He risked his life working for the U.S. in Iraq. Now his visa’s no good.
January 29, 2017, 2:28pm

By Loveday Morris – The Washington Post.

Saif Ali quit his job in Baghdad and sold his home and car after his family received their visas to resettle in the United States last month. They were due to fly on Monday.

The 35-year-old had applied for resettlement with his wife and three children in 2013 under the special immigrant visa program — for Iraqis who risked their lives working on behalf of the American troops or the U.S. government in Iraq.

But Ali was one of countless people around the world whose lives were thrown into uncertainty this weekend by President Trump’s executive order banning refugees, migrants and others from seven predominantly Muslim countries from entering the United States.

Just two days before their scheduled departure, Ali received a phone call to tell him that because of Trump’s new immigration rules, their application had been suspended.

“This is a tragedy,” he said. “It’s like someone’s stabbed me in the heart with a dagger.”

Ali had been employed as an IT administrator with a company working on projects for the U.S. Agency for International Development between 2010 and 2013. In the years following the U.S. invasion in 2003, Iraqis who worked with Americans faced death threats, kidnappings and assassinations.
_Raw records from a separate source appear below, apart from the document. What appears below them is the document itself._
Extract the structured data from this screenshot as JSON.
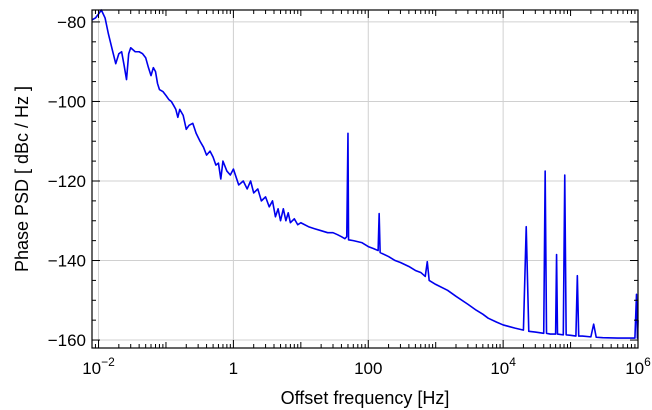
{
  "chart_data": {
    "type": "line",
    "xlabel": "Offset frequency  [Hz]",
    "ylabel": "Phase PSD  [ dBc / Hz ]",
    "x_scale": "log",
    "xlim": [
      0.008,
      1000000
    ],
    "ylim": [
      -162,
      -77
    ],
    "grid": true,
    "x_ticks": [
      {
        "value": 0.01,
        "base": "10",
        "exp": "−2"
      },
      {
        "value": 1,
        "text": "1"
      },
      {
        "value": 100,
        "text": "100"
      },
      {
        "value": 10000,
        "base": "10",
        "exp": "4"
      },
      {
        "value": 1000000,
        "base": "10",
        "exp": "6"
      }
    ],
    "y_ticks": [
      {
        "value": -80,
        "text": "−80"
      },
      {
        "value": -100,
        "text": "−100"
      },
      {
        "value": -120,
        "text": "−120"
      },
      {
        "value": -140,
        "text": "−140"
      },
      {
        "value": -160,
        "text": "−160"
      }
    ],
    "series": [
      {
        "color": "#0000ee",
        "points": [
          [
            0.008,
            -79.5
          ],
          [
            0.009,
            -79
          ],
          [
            0.01,
            -78
          ],
          [
            0.011,
            -77
          ],
          [
            0.0125,
            -79
          ],
          [
            0.014,
            -83
          ],
          [
            0.016,
            -87
          ],
          [
            0.018,
            -90.5
          ],
          [
            0.02,
            -88
          ],
          [
            0.022,
            -87.5
          ],
          [
            0.024,
            -91
          ],
          [
            0.026,
            -94.5
          ],
          [
            0.028,
            -88
          ],
          [
            0.03,
            -86.5
          ],
          [
            0.035,
            -87.5
          ],
          [
            0.04,
            -87.5
          ],
          [
            0.045,
            -88
          ],
          [
            0.05,
            -89
          ],
          [
            0.055,
            -91.5
          ],
          [
            0.06,
            -93.5
          ],
          [
            0.065,
            -91.5
          ],
          [
            0.07,
            -92.5
          ],
          [
            0.075,
            -95.5
          ],
          [
            0.08,
            -97
          ],
          [
            0.09,
            -97.5
          ],
          [
            0.1,
            -98.5
          ],
          [
            0.11,
            -99.5
          ],
          [
            0.12,
            -100
          ],
          [
            0.13,
            -101
          ],
          [
            0.14,
            -102
          ],
          [
            0.15,
            -104
          ],
          [
            0.16,
            -102
          ],
          [
            0.18,
            -103.5
          ],
          [
            0.2,
            -107
          ],
          [
            0.22,
            -106
          ],
          [
            0.25,
            -105.5
          ],
          [
            0.28,
            -108
          ],
          [
            0.32,
            -110
          ],
          [
            0.36,
            -111.5
          ],
          [
            0.4,
            -113.5
          ],
          [
            0.45,
            -112.5
          ],
          [
            0.5,
            -114
          ],
          [
            0.55,
            -116
          ],
          [
            0.6,
            -115.5
          ],
          [
            0.65,
            -119.5
          ],
          [
            0.7,
            -115
          ],
          [
            0.8,
            -117.5
          ],
          [
            0.9,
            -118.5
          ],
          [
            1,
            -117
          ],
          [
            1.2,
            -121
          ],
          [
            1.4,
            -120
          ],
          [
            1.6,
            -122
          ],
          [
            1.8,
            -120
          ],
          [
            2,
            -123
          ],
          [
            2.3,
            -122
          ],
          [
            2.6,
            -125
          ],
          [
            3,
            -124
          ],
          [
            3.4,
            -126.5
          ],
          [
            3.8,
            -125
          ],
          [
            4.2,
            -129
          ],
          [
            4.6,
            -127
          ],
          [
            5,
            -130
          ],
          [
            5.5,
            -127
          ],
          [
            6,
            -130
          ],
          [
            6.5,
            -128
          ],
          [
            7,
            -130.5
          ],
          [
            8,
            -129.5
          ],
          [
            9,
            -131
          ],
          [
            10,
            -130.5
          ],
          [
            13,
            -131.5
          ],
          [
            16,
            -132
          ],
          [
            20,
            -132.5
          ],
          [
            25,
            -133
          ],
          [
            30,
            -133
          ],
          [
            35,
            -133.5
          ],
          [
            40,
            -134
          ],
          [
            45,
            -134.5
          ],
          [
            48,
            -134
          ],
          [
            50,
            -108
          ],
          [
            51,
            -134.8
          ],
          [
            60,
            -135
          ],
          [
            80,
            -135.5
          ],
          [
            100,
            -136.5
          ],
          [
            120,
            -137
          ],
          [
            140,
            -137.5
          ],
          [
            145,
            -128.2
          ],
          [
            150,
            -138
          ],
          [
            200,
            -139
          ],
          [
            250,
            -140
          ],
          [
            300,
            -140.5
          ],
          [
            400,
            -141.5
          ],
          [
            500,
            -142.5
          ],
          [
            600,
            -143
          ],
          [
            700,
            -144
          ],
          [
            750,
            -140.3
          ],
          [
            800,
            -145
          ],
          [
            1000,
            -146
          ],
          [
            1500,
            -147.5
          ],
          [
            2000,
            -149
          ],
          [
            3000,
            -151
          ],
          [
            4000,
            -152.5
          ],
          [
            5000,
            -153.5
          ],
          [
            6000,
            -154.5
          ],
          [
            8000,
            -155.5
          ],
          [
            10000,
            -156.2
          ],
          [
            15000,
            -157
          ],
          [
            20000,
            -157.5
          ],
          [
            22000,
            -131.5
          ],
          [
            24000,
            -157.8
          ],
          [
            30000,
            -158
          ],
          [
            40000,
            -158.3
          ],
          [
            42000,
            -117.5
          ],
          [
            44000,
            -158.3
          ],
          [
            50000,
            -158.5
          ],
          [
            60000,
            -158.5
          ],
          [
            62000,
            -138.5
          ],
          [
            64000,
            -158.5
          ],
          [
            78000,
            -158.7
          ],
          [
            82000,
            -118.5
          ],
          [
            86000,
            -158.7
          ],
          [
            100000,
            -158.8
          ],
          [
            120000,
            -159
          ],
          [
            126000,
            -143.8
          ],
          [
            132000,
            -159
          ],
          [
            150000,
            -159
          ],
          [
            200000,
            -159.2
          ],
          [
            220000,
            -156
          ],
          [
            240000,
            -159.3
          ],
          [
            300000,
            -159.4
          ],
          [
            500000,
            -159.5
          ],
          [
            900000,
            -159.5
          ],
          [
            950000,
            -148.5
          ],
          [
            980000,
            -159.5
          ],
          [
            1000000,
            -155
          ]
        ]
      }
    ]
  }
}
“We were considered traitors,” he said. His recommendation letter from his employer said Ali had continued his “dedicated work” despite “sacrifice of his personal safety.”

It took three years of vetting before the family received their visas.

“I was so happy, we had our minds set on our new lives in America,” he said. “I imagined I could live a peaceful life, I could further my ambitions there, my kids would live in peace.”

His brother, who lives in Arizona, had rented a property for the family to live in. Ali paid $8,000 up front for rent and a deposit, money he cannot get back. His brother had also spent $3,500 on furniture so the house would be ready for Ali’s family when they arrived.

Now Ali has no source of income or anywhere to live. He is staying with friends in Baghdad and is uncertain about his family’s future. The International Organization for Migration, which was arranging his travel to the United States, gave him no further details, he said. He received an email from the U.S. Embassy in Baghdad on Sunday that said his application would be suspended for 90 days, but his visa’s validity expires in that period.

“I’m so confused,” he said. “I don’t know what to do.”

He said that because the United States played a role in destabilizing Iraq, it bears a responsibility to help Iraqis.

“We are being killed by ISIS,” he said. “We have lived through so many tragedies. We can’t go back; you did what you did, but help us.”

Loveday Morris reported from Irbil, Iraq, and Mustafa Salim contributed from Baghdad.